On Sept. 17, nearly two days after the landfall of Floyd, flood waters crested a nearby levee for the fifth time this century, forcing the town's 2,100 residents to flee. Despite these repeated problems, though, Mayor Perkins worries that an important part of history will die if the town is moved, says one FEMA official.
Of course, there have been other Princevilles. One Louisiana town was wiped out when the levee near New Orleans was dynamited during the 1927 floods. It was a last attempt to save the city from the Mississippi River. As the blasts went off, one town official yelled, "You are witnessing the public execution of a parish!"
There are financial concerns, too. Mr. Whitesell says North Carolina stands to lose tax revenues and jobs by leaving estranged residents to fend for themselves.

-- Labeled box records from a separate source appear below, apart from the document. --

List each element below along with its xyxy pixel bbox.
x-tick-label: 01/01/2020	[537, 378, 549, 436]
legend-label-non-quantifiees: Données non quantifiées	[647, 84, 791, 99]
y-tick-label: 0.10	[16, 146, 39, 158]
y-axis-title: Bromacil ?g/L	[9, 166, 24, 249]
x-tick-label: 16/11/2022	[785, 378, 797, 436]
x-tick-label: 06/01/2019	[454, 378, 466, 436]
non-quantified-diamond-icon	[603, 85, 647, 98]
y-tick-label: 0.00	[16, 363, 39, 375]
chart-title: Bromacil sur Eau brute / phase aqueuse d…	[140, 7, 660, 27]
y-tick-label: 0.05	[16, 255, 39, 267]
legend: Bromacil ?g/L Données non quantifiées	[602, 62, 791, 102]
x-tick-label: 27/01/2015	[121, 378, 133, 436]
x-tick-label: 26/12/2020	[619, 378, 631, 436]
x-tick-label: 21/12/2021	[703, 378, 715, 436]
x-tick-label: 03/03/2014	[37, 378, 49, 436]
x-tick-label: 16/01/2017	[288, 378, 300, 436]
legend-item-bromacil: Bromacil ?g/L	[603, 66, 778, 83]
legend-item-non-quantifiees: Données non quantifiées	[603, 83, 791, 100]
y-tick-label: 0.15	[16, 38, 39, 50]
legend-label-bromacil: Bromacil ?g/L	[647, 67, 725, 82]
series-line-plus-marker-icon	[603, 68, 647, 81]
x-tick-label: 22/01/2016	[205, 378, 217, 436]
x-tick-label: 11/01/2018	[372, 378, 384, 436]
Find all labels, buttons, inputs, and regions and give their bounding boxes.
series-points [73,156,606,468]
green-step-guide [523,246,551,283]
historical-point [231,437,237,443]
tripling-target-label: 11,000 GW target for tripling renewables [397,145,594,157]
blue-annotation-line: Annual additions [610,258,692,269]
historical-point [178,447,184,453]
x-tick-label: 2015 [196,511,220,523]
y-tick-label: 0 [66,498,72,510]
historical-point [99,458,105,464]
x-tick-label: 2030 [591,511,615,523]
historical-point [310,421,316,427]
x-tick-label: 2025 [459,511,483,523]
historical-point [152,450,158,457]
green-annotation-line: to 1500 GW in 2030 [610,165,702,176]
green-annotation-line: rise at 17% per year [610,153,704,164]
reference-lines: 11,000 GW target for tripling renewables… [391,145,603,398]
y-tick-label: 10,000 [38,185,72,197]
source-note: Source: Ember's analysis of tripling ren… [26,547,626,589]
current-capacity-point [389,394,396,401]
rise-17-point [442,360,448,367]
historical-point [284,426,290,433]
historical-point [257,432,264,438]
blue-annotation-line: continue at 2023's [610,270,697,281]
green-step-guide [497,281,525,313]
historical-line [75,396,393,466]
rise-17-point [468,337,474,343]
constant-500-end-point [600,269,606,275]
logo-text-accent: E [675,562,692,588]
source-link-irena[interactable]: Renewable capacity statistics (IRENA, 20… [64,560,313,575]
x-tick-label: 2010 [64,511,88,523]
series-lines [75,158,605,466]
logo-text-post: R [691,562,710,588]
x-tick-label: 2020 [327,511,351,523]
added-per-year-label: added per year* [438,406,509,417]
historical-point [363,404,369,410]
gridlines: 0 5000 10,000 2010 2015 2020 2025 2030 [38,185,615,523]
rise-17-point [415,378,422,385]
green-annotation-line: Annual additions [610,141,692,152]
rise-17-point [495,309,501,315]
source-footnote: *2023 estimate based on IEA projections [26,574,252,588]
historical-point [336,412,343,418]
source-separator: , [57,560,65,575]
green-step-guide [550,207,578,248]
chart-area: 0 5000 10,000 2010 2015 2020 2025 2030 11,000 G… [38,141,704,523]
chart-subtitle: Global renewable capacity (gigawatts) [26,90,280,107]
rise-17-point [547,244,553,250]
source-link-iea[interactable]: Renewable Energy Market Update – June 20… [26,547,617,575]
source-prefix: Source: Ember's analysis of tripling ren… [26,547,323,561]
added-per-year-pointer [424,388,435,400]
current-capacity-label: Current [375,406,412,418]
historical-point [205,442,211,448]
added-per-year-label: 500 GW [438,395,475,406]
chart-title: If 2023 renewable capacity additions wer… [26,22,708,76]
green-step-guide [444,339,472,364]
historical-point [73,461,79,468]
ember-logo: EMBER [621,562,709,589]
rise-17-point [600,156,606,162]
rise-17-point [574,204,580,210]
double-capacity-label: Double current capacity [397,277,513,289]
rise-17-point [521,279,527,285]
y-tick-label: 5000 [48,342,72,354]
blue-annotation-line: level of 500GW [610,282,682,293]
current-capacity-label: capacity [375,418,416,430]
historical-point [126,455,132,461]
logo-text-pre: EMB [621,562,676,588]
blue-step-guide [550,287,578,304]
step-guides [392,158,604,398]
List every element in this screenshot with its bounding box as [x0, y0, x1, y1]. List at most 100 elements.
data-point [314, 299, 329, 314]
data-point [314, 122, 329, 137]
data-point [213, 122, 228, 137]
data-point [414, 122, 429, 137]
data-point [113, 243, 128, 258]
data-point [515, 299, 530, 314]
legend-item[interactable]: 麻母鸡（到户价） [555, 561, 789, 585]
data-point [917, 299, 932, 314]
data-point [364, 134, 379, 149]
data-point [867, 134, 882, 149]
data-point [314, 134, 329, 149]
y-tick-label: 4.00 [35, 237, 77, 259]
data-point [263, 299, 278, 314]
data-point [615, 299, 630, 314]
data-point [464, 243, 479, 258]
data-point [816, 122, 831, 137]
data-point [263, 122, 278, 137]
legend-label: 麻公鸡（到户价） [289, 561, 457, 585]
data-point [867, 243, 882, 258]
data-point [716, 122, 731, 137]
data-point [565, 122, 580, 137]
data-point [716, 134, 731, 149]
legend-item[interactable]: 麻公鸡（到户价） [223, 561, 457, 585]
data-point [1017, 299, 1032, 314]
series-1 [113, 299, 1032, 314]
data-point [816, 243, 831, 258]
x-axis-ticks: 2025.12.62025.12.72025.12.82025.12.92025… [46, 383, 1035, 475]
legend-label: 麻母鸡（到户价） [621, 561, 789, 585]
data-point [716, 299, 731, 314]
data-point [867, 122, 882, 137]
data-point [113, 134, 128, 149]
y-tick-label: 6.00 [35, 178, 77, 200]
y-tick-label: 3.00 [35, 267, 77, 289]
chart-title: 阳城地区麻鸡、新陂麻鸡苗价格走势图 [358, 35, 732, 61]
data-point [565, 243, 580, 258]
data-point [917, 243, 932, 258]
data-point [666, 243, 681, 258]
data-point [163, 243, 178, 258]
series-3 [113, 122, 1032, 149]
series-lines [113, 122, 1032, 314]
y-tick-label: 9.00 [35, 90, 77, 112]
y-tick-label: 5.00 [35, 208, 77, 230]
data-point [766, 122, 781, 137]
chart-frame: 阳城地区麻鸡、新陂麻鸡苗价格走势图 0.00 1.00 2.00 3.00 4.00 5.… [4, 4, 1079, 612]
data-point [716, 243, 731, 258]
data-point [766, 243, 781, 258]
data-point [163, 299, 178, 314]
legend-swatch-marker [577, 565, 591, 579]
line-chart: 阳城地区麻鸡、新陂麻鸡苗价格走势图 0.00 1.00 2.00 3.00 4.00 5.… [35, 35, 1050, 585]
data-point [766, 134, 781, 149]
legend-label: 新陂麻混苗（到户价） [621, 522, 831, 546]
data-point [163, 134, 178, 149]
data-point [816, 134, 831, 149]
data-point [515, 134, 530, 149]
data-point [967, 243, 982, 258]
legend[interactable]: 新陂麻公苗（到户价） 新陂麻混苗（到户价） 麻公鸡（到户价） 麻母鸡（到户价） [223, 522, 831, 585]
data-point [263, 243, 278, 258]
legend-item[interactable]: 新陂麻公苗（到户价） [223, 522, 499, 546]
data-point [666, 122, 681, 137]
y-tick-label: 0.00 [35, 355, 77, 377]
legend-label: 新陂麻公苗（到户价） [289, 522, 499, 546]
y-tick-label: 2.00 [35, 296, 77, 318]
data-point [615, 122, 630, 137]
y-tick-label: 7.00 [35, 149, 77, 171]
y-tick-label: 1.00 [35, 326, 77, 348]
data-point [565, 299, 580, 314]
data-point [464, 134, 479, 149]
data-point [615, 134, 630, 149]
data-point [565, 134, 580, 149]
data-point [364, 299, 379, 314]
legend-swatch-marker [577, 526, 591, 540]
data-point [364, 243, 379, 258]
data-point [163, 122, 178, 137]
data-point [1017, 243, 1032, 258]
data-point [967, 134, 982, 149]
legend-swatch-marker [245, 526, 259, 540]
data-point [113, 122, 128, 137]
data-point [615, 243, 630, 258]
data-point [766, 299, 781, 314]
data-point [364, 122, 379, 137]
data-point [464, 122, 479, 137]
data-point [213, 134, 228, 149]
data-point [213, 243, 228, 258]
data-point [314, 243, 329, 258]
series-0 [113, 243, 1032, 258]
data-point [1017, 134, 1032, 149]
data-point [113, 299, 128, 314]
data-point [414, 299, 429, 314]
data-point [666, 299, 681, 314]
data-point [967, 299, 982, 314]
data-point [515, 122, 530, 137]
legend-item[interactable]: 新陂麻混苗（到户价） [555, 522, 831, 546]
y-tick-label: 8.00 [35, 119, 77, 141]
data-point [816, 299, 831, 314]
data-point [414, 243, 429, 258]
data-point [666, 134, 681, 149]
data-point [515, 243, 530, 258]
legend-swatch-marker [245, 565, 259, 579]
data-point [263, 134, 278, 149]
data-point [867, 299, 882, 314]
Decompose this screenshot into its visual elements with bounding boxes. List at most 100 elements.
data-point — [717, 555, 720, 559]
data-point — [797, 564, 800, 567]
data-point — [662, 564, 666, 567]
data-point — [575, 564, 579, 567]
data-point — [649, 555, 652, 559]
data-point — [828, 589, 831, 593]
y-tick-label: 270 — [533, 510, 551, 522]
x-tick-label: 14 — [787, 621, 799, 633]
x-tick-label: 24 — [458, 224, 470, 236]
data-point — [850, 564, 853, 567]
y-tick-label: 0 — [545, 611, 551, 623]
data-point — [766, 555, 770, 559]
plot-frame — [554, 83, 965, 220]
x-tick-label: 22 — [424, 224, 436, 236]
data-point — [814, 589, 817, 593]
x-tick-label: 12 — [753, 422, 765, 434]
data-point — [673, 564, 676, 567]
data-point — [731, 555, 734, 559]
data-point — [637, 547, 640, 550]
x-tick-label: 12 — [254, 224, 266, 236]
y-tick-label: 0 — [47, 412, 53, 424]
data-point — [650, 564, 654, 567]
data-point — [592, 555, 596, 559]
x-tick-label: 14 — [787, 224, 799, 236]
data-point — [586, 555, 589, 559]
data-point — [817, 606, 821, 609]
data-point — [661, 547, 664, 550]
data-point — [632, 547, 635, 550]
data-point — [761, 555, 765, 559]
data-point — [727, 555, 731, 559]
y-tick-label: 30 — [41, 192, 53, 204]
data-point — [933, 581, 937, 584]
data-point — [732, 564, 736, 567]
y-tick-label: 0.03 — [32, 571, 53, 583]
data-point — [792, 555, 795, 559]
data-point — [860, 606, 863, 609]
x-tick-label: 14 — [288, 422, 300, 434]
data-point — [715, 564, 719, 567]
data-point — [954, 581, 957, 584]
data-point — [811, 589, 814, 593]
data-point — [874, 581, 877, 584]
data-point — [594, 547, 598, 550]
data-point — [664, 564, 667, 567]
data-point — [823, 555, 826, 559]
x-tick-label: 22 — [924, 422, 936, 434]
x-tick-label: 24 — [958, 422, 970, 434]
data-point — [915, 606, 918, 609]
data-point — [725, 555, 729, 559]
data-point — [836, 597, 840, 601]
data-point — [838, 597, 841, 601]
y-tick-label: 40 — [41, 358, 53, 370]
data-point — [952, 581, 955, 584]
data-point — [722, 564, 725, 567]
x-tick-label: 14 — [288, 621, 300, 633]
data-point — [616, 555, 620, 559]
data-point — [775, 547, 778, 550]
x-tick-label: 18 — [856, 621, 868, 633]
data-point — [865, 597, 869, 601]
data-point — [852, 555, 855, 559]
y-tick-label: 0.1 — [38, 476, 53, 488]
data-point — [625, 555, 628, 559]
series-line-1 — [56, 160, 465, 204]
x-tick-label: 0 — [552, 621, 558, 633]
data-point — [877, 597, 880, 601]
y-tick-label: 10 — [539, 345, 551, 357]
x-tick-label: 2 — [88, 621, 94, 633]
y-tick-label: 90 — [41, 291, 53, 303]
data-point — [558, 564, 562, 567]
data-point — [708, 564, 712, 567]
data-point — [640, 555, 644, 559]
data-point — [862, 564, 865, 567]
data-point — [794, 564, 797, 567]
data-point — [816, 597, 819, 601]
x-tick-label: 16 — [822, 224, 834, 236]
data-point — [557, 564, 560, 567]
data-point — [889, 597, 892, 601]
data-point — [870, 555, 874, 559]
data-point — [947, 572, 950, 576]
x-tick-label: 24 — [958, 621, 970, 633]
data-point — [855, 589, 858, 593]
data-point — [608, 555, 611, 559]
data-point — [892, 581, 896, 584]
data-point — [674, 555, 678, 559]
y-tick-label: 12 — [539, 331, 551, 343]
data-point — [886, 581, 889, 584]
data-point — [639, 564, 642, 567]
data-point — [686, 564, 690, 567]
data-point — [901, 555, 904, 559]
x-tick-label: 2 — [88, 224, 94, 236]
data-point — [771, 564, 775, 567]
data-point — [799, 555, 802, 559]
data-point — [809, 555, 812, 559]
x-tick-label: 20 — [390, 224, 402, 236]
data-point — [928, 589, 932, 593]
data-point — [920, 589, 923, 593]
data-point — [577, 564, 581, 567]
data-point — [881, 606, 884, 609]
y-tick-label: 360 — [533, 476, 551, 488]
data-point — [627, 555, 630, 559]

The loss of businesses and jobs would create a new problems and costs. "Just imagine a whole town leaving their jobs and having no place to go," Whitesell says. "That's what would happen if you let a place cease to exist as a working locale."
But FEMA's Witt says these experiences show that America must learn to build more wisely. "If we think about how it happened, we've done a lot of this to ourselves," he says.